Taking another step back, to look behind the curtain for our supposed I, ego, we find nothing, we find the space behind the curtain is empty, we find that ego is just an illusion, an assumption based on the complex patterns of our associative thoughts and reactive emotions. Our ego is a pretend self. And that, of course, is why we need to defend it so vigorously, because if we did not the whole house of cards would collapse. And since it is the only house we know, that can be a daunting prospect. Yet this illusion of our ego, out of which flow all the other obstacles to our path, must be exposed, sooner or later.

This is where the second part of the solution enters, our true I, the one in us who sees, the one in us who can act for and from the whole of us, the one in us who is connected with the sacred, with love. We approach this first by being our attention and then by being our intention in action, by being the one in us who sees and acts. This I is very different than ego, because it is not self-centered and self-referential, it is real. Though because our I is will and because will is not material, we cannot put our finger on our I, but we can be I. And that I has an affinity, a direct connection with every other I, which is the source of our innate compassion for each other.

Yet here we are wasting our lives in the familiar and comfortable illusion of ego.
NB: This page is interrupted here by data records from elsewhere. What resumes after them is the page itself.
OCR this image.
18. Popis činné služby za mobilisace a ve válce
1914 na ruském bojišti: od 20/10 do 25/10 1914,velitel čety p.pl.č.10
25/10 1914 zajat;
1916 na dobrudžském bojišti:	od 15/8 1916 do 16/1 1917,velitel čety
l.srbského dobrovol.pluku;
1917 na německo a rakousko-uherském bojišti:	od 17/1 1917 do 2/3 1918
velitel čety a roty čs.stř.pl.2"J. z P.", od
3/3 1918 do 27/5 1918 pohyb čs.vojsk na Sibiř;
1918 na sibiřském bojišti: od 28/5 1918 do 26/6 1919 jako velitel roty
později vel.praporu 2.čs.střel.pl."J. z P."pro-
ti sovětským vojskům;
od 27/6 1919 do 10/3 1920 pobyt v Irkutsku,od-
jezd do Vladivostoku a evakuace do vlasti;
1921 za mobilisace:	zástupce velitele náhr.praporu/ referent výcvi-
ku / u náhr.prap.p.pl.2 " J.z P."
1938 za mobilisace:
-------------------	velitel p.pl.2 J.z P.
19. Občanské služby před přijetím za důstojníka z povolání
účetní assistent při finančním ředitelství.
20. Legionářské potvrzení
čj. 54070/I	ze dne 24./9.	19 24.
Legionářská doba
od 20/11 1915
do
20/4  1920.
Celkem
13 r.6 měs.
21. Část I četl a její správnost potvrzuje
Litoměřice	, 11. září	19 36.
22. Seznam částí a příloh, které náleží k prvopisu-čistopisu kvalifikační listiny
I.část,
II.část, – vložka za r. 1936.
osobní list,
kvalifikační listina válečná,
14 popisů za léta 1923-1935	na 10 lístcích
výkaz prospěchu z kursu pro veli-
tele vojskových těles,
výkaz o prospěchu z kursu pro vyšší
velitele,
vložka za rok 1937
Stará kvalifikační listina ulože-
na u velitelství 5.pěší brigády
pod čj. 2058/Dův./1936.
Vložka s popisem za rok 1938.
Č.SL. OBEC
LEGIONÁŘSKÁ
Instead of striving for the real and the sacred, we stay half-aware and self-centered. We may awaken accidentally for brief periods, but quickly fall back to our former state. Nevertheless there is hope. For a stable personal reality, we engage in the practices of the spirit, in body awareness, in presence, in meditation, and in prayer. Each moment of practice accumulates to help us see through the illusion of ego and become fully ourselves, become our true I.

For this week, look into your own illusion of ego, your own self-centeredness.